Setting $\Delta_z = 0$ for infinitely many solutions:

$$13 - \beta = 0 \implies \beta = 13$$

Reasoning: If $\Delta = 0$ but any of $\Delta_x, \Delta_y, \Delta_z$ were non-zero, the system would have no solution (the planes would not intersect in a common line). Therefore, all these determinants must be zero for the planes to intersect in a line.

Step 4: Calculate $\alpha + \beta$ Now that we have found the values for $\alpha$ and $\beta$: $\alpha = -3$ $\beta = 13$ We can calculate their sum:

$$\alpha + \beta = -3 + 13 = 10$$

Common Mistakes & Tips

• Confusing No Solution with Infinite Solutions: Remember that $\Delta = 0$ alone is not sufficient for infinitely many solutions. It only implies that there is either no solution or infinitely many solutions.
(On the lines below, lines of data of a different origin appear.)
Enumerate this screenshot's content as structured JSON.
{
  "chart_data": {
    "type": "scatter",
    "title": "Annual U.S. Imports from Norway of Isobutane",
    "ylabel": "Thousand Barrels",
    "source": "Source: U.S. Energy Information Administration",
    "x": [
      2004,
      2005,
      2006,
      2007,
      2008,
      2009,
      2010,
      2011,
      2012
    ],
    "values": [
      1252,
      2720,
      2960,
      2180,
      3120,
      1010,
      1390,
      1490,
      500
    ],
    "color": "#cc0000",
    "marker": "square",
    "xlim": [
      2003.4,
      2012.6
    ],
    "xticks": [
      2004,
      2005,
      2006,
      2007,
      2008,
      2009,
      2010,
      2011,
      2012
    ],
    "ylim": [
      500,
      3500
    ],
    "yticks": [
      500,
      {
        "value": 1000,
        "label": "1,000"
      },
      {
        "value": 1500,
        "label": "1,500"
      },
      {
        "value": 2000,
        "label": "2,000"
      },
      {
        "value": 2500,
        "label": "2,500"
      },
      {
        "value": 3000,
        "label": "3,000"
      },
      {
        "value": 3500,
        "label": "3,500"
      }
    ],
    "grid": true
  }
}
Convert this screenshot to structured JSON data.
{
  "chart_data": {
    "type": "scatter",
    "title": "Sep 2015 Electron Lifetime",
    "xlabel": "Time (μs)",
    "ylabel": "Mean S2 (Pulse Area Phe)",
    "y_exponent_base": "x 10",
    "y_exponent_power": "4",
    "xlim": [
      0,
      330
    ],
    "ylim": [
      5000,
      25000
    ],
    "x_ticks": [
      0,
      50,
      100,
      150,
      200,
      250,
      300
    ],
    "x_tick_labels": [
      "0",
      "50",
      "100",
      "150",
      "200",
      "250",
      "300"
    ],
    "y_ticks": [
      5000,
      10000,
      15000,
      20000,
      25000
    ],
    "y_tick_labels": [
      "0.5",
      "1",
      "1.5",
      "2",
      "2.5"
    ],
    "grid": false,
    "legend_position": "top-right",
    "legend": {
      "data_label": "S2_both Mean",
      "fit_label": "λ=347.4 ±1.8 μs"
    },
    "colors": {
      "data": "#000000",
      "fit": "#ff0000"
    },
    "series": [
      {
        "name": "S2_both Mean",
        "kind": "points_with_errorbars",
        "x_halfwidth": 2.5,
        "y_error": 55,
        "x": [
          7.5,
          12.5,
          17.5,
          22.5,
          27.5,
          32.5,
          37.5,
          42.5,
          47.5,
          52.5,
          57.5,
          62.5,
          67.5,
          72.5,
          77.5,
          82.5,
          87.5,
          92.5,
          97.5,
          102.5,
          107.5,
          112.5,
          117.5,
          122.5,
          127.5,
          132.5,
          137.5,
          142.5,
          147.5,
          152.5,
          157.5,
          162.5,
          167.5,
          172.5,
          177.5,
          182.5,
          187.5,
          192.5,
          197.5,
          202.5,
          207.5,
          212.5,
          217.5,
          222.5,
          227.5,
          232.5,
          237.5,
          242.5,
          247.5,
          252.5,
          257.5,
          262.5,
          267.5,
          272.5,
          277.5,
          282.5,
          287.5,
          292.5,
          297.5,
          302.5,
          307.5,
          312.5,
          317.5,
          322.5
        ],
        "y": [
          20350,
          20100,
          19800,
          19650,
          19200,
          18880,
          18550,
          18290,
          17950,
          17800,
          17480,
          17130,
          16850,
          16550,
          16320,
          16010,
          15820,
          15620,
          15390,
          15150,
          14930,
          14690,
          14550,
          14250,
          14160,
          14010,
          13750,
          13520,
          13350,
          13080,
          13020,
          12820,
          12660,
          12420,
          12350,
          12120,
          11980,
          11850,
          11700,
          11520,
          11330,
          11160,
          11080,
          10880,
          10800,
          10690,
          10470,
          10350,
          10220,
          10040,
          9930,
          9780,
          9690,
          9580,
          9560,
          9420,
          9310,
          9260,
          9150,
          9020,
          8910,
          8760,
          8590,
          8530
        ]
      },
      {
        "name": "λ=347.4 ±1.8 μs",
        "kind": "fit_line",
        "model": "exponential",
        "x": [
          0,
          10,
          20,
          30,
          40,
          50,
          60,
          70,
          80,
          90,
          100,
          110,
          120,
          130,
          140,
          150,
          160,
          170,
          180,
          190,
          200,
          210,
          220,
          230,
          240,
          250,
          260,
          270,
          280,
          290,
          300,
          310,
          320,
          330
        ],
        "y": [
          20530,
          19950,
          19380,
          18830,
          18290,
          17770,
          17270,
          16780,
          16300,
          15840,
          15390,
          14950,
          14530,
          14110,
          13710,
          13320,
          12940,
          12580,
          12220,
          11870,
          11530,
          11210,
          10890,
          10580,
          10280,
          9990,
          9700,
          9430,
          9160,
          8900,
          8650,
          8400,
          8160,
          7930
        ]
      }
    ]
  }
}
You must check that $\Delta_x, \Delta_y, \Delta_z$ are also zero to confirm infinite solutions.
• Arithmetic Errors in Determinants: Determinant calculations can be tedious and prone to sign errors. Always double-check your calculations, especially when dealing with negative numbers. Using row/column operations to simplify determinants before expansion can sometimes help reduce errors.
• Geometric Interpretation: Visualize what the conditions mean. $\Delta \neq 0$ means a unique point of intersection. $\Delta = 0$ with $\Delta_x, \Delta_y, \Delta_z$ all zero means a line or planes are coincident. $\Delta = 0$ with at least one non-zero $\Delta_i$ means no intersection (parallel planes or parallel lines of intersection).

Summary

To find the values of $\alpha$ and $\beta$ such that the three given planes intersect in a line, we applied the conditions for a system of linear equations to have infinitely many solutions. First, we set the determinant of the coefficient matrix ($\Delta$) to zero, which allowed us to solve for $\alpha = -3$. Next, to ensure infinite solutions (and not no solution), we set one of the other determinants (e.g., $\Delta_z$) to zero, which allowed us to solve for $\beta = 13$. Finally, we calculated the required sum $\alpha + \beta = -3 + 13 = 10$.

The final answer is $\boxed{\text{10}}$, which corresponds to option (A).